N-BANDING PROTOCOL
The following protocol describes the standard N-banding protocol routinely used in our laboratory for chromosome identification in wheat and wheat relatives and will give satisfactory results even in the hands of an inexperiencesd worker.
- Germinate seeds in petri dishes on moist filter paper for 3–4 days.
- Collect root tips when 1.5–2.5-cm long and pretreat for 24 h in an ice-water bath.
- Fix in Carnoy's I at room temperature for 1–3 days and then freeze or refrigerate until use.
- Stain root tips in 1% acetocarmine for 1–2 h at room temperature, or overnight in at 4°C.
- Make squash preparations in 45% acetic acid.
- Remove cover slips by either the dry ice method, dipping slides into liquid nitrogen for about 10 sec, or placing slides into a freezer (-70°C) for 3 min.
- Incubate slides in hot 45% acetic acid for 3 min in a water bath at 50°C.
- Transfer slides to 95% ethanol at room temperature for 10 min.
- Air dry slides overnight.
- Incubate slides in phosphate buffer (120 g NaH2PO4 / L distilled water) for 2 min at 94°C in a water bath.

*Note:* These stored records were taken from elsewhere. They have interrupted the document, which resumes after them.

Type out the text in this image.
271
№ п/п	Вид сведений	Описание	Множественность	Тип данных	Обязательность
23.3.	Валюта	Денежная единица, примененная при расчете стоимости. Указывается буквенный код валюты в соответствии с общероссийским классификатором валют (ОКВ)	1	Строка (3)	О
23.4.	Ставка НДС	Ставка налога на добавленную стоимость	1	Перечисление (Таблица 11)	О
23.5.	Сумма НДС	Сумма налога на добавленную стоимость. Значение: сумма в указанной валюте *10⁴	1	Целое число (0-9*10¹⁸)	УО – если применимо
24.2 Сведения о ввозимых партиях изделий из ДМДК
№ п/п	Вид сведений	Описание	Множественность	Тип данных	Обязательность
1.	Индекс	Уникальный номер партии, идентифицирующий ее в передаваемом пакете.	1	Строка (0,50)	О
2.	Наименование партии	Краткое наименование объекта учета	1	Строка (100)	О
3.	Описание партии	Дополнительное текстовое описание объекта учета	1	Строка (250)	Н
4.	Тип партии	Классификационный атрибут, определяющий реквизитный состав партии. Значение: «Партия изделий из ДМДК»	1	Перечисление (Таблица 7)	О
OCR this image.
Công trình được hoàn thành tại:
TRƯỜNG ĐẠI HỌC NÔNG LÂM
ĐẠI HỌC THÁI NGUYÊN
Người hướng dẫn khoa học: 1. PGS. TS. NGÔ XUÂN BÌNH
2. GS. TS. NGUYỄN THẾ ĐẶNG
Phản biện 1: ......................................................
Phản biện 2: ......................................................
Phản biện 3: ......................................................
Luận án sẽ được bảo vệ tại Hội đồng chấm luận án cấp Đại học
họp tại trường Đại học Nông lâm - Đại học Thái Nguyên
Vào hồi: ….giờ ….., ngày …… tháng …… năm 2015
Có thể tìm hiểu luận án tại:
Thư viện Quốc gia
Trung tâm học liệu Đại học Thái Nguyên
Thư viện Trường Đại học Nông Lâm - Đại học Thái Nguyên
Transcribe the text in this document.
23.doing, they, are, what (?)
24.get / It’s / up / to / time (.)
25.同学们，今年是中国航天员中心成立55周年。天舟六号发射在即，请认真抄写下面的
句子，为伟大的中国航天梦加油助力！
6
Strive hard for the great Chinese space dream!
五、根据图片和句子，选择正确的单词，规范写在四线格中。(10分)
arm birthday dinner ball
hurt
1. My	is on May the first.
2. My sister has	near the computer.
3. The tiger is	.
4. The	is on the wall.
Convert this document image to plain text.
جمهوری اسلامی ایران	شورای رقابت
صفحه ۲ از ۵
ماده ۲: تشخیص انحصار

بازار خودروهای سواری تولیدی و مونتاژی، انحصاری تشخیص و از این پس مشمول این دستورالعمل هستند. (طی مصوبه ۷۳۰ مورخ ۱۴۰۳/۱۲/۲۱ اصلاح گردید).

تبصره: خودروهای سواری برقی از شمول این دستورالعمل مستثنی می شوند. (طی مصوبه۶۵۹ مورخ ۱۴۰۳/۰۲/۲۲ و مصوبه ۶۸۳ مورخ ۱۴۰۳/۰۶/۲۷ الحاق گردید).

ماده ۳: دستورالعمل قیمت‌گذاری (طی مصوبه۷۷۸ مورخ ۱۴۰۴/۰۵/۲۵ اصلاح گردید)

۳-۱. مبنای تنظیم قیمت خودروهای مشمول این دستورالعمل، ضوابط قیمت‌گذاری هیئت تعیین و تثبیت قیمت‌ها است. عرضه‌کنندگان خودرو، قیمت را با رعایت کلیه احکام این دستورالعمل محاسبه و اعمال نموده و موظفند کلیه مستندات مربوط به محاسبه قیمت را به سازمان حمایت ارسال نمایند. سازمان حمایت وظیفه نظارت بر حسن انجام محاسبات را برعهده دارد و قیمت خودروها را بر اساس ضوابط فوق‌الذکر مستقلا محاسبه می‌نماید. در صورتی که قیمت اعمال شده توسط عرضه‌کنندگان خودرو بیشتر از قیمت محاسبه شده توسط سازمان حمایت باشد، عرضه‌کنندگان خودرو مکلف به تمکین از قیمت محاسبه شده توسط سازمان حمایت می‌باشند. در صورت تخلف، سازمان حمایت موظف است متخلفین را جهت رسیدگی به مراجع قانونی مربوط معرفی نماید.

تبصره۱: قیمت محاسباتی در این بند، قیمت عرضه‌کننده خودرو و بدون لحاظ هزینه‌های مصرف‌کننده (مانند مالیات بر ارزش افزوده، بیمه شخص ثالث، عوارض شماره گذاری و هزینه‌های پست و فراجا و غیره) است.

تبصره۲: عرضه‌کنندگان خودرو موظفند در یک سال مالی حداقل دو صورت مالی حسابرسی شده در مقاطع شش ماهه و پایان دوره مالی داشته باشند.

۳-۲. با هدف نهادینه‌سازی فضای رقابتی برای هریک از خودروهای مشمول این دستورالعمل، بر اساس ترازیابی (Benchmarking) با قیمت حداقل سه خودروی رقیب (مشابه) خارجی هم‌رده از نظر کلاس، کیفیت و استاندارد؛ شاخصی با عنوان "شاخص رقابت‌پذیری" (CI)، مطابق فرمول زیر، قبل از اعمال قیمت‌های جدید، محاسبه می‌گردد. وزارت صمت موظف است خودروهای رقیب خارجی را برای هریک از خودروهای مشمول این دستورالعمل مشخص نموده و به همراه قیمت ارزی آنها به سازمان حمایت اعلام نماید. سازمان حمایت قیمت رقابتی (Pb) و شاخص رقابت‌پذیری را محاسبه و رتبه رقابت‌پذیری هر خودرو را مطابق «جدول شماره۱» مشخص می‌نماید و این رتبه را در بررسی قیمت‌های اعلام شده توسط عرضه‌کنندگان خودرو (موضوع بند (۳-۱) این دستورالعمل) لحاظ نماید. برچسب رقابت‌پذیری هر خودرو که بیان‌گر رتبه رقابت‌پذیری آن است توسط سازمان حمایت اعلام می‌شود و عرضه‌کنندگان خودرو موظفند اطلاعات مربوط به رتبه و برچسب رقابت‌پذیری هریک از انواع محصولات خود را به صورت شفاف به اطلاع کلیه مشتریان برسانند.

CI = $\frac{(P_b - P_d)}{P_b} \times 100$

- Rinse in tap water and air dry.
- Stain with Leishman's stain (BDH #R03087) in Soerensen's phosphate buffer for about 20 min. The staining solution is diluted 5 X with water and Leishman's stain added to a final concentration of 15%).
Soerensen's buffer Stock Stain Part A sodium phosphate dibasic (Na2HOP4) 9.47 g / L H2O 58 mL Part B potassium dihydrogen phosphate (KH2PO4) 9.07 g / L H2O
- Rinse briefly in tap water and air dry.
- For recording of N-bands, a cover slip can be mounted using a drop of xylene or preparations can be observed without a cover slip using the appropriate lenses.